Werner Kuhn - Europaabgeordneter - EVP - Fraktion

DRK will Beitrag für Flüchtlingshilfe leisten

Werner Kuhn besucht die Erstaufnahmestelle des Landes M-V für Asylsuchende. © EK

28.04.2015

Fast täglich helfen deutsche Handelsschiffe im Mittelmeer Flüchtlingen in Seenot. Rund 8000 Handelsschiffe aus aller Welt, die nach Angaben des Verbands Deutscher Reeder im Mittelmeer unterwegs sind, retteten 2014 insgesamt 40.000 Flüchtlinge. Seit Jahresbeginn nahmen allein deutsche Handelsschiffe mehr als 5000 Menschen auf, berichtete in dieser Woche die FAZ.

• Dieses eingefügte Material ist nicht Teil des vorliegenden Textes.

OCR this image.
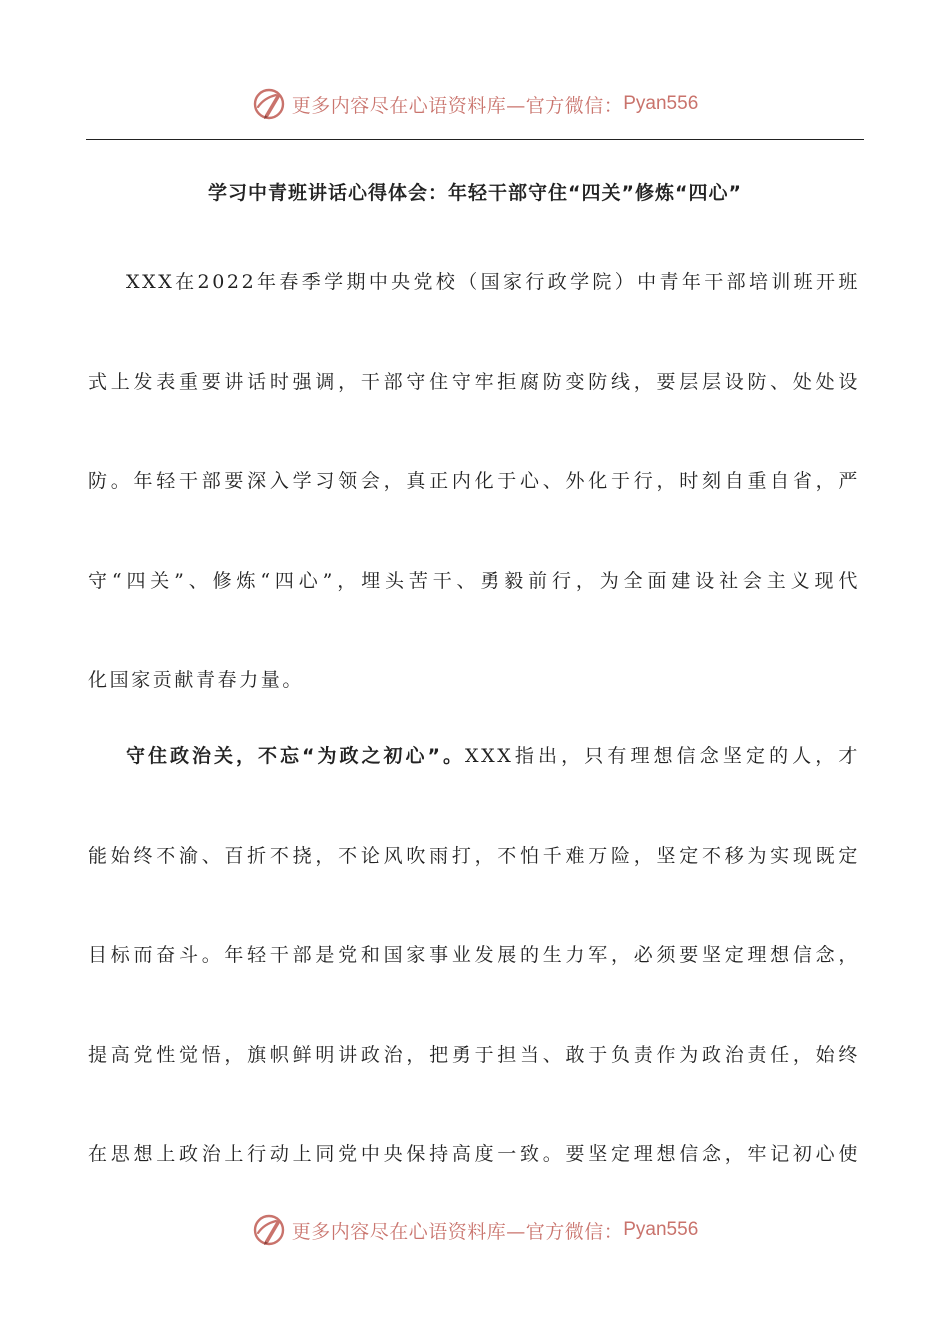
更多内容尽在心语资料库—官方微信： Pyan556
学习中青班讲话心得体会：年轻干部守住“四关”修炼“四心”
XXX在2022年春季学期中央党校（国家行政学院）中青年干部培训班开班
式上发表重要讲话时强调，干部守住守牢拒腐防变防线，要层层设防、处处设
防。年轻干部要深入学习领会，真正内化于心、外化于行，时刻自重自省，严
守“四关”、修炼“四心”，埋头苦干、勇毅前行，为全面建设社会主义现代
化国家贡献青春力量。
守住政治关，不忘“为政之初心”。XXX指出，只有理想信念坚定的人，才
能始终不渝、百折不挠，不论风吹雨打，不怕千难万险，坚定不移为实现既定
目标而奋斗。年轻干部是党和国家事业发展的生力军，必须要坚定理想信念，
提高党性觉悟，旗帜鲜明讲政治，把勇于担当、敢于负责作为政治责任，始终
在思想上政治上行动上同党中央保持高度一致。要坚定理想信念，牢记初心使
更多内容尽在心语资料库—官方微信： Pyan556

Um sich ein Bild über die Hilfen des Landes Mecklenburg-Vorpommerns zu machen, besuchte das DRK MV mit seinem Präsidenten Werner Kuhn am Samstag, 25. April, die Erstaufnahmeeinrichtung des Landes Mecklenburg-Vorpommern für Asylsuchende und sonstige Flüchtlinge in Nostorf/Horst unweit der Elbe zwischen Lauenburg und Boizenburg. 2008 hielten sich hier noch im Durchschnitt 30 Asylbewerber auf. 2013 und 2014 stiegen die Flüchtlingszahlen rasant; allein 2014 kamen über 200.000 Flüchtlinge nach Deutschland. Seit Jahresbeginn 2015 waren es schon über 83.000, informierte Wolfgang Isbarn, Leiter der Allgemeinen Abteilung im Amt für Migration und Flüchtlingsangelegenheiten des Landesamtes für Innere Verwaltung Mecklenburg-Vorpommerns. Gegenwärtig halten sich in der Erstaufnahmestelle 145 Syrer, 125 Ukrainer, 103 Albaner sowie Flüchtlinge aus dem Kosovo, Ghana, Mazedonien, der Russischen Föderation und 19 anderen Ländern auf - rund 600 Plätze bietet die Erstaufnahmestelle. Nach Isbarns Worten liegen Flüchtlinge aus dem Kosovo mit fast 23 Prozent an der Spitze der Zuwanderer nach Deutschland, an zweiter Stelle mit 15 Prozent befinden sich Albaner, Syrer nehmen die dritte Stelle ein und Serben die vierte. Fast die Hälfte (48 Prozent) aller Flüchtlinge nach Deutschland kommen vom Balkan. "Sie haben keine Bleibeperspektive", sagt Isbarn. Anders die Bürgerkriegsflüchtlinge aus Syrien und dem Irak. Bei der Ukraine würde stark differenziert.
Die Erstaufnahme in Nostorf dauert zweieinhalb Wochen, zum Procedere hier gehöre eine Anhörung, danach würden die Asylbewerber in die Kommunen des Landes weiter geleitet. Die Außenstelle des Bundesamtes für Migration und Flüchtlinge in Nostorf-Horst wird von Anette Schmedjen-Hartmann geleitet. Sie erklärt: Ein Asylsuchender wird einer bestimmten Ersthilfe-Einrichtung zugeordnet. Diese "Verteilung" stützt sich auf mehrere Kriterien und wird mit Hilfe des Systems "EASY" (Erstverteilung von Asylbegehrenden) ermittelt. Das System EASY erfasst alle Zuwanderer, Mehrfachanträge würden somit erkannt.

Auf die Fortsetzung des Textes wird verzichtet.